Dossier : NCCM

Nouvelle Convention Collective de la Métallurgie

Début 2022, une nouvelle convention collective de la métallurgie est signée entre l’Union des Industries et Métiers de la Métallurgie (UIMM, représentant le patronat) et 3 organisations syndicales (CFDT, CFE-CGC et FO) sur 4 représentatives dans la branche. Son entrée en vigueur est prévue pour le 1er janvier 2024.

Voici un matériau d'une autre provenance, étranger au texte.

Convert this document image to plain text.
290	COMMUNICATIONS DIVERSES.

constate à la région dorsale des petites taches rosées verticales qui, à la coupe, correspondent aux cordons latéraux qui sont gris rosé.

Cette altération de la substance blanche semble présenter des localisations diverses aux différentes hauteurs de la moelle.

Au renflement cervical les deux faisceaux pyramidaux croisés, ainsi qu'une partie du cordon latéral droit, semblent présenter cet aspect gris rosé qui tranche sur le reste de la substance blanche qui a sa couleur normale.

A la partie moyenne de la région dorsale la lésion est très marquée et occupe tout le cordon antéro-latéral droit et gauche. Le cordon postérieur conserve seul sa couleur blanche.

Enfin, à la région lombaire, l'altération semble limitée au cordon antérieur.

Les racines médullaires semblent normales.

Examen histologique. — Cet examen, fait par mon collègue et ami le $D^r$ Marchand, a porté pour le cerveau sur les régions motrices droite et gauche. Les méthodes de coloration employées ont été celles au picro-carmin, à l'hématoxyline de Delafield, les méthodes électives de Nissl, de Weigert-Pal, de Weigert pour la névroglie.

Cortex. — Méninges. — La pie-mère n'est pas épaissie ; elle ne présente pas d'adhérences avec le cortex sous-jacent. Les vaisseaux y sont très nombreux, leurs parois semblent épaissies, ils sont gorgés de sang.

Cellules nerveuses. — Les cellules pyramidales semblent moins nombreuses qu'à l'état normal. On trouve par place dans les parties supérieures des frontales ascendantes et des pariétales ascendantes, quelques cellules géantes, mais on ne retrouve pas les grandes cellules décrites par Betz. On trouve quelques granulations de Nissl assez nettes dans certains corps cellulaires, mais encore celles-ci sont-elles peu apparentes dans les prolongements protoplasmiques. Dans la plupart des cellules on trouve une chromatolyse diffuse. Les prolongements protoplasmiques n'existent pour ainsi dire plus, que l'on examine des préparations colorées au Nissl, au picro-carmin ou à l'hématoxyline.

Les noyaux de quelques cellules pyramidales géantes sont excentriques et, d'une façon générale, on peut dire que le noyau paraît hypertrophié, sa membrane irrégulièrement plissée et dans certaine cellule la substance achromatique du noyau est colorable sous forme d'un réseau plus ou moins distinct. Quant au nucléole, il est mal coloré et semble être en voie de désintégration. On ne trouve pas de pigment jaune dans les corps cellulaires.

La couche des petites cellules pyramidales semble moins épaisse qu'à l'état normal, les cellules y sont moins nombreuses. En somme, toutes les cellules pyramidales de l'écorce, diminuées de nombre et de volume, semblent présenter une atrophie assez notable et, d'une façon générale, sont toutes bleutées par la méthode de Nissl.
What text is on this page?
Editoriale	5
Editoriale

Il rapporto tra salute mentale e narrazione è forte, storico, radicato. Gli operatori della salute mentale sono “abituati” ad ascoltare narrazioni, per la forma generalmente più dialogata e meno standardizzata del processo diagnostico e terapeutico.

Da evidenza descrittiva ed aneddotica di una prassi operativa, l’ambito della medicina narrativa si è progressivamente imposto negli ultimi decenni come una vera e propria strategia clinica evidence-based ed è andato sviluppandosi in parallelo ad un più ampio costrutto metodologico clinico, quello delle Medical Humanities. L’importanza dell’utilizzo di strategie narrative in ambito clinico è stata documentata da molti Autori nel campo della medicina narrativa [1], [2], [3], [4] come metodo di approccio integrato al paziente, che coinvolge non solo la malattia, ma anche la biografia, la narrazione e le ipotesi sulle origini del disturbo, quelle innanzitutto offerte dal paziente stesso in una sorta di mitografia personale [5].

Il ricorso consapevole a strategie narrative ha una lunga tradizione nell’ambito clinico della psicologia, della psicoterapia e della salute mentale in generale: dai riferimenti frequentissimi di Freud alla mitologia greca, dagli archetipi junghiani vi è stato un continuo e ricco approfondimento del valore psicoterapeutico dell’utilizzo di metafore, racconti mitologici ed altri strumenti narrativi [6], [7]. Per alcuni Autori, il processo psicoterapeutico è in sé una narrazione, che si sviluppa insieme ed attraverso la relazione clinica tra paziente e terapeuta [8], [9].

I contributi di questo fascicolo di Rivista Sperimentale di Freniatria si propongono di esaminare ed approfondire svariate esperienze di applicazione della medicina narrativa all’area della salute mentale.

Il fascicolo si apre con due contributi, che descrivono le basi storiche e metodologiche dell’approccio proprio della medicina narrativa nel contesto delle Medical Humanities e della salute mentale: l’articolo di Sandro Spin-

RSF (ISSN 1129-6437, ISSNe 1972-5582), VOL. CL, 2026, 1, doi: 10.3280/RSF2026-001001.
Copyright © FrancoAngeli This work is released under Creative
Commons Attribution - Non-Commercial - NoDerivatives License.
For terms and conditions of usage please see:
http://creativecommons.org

Ce texte redéfinit en profondeur la façon d’organiser le travail dans les entreprises concernées, dont Thales. Des hauts responsables de l’UIMM n’hésitent pas à parler de « changement de paradigme » et même de « refondation » ! Il n’a donc rien d’anodin !

Dans le groupe Thales, un accord de déploiement de cette NCCM a été signé par une majorité d’organisations syndicales représentatives au niveau Groupe (CFDT, CFE-CGC et CFTC).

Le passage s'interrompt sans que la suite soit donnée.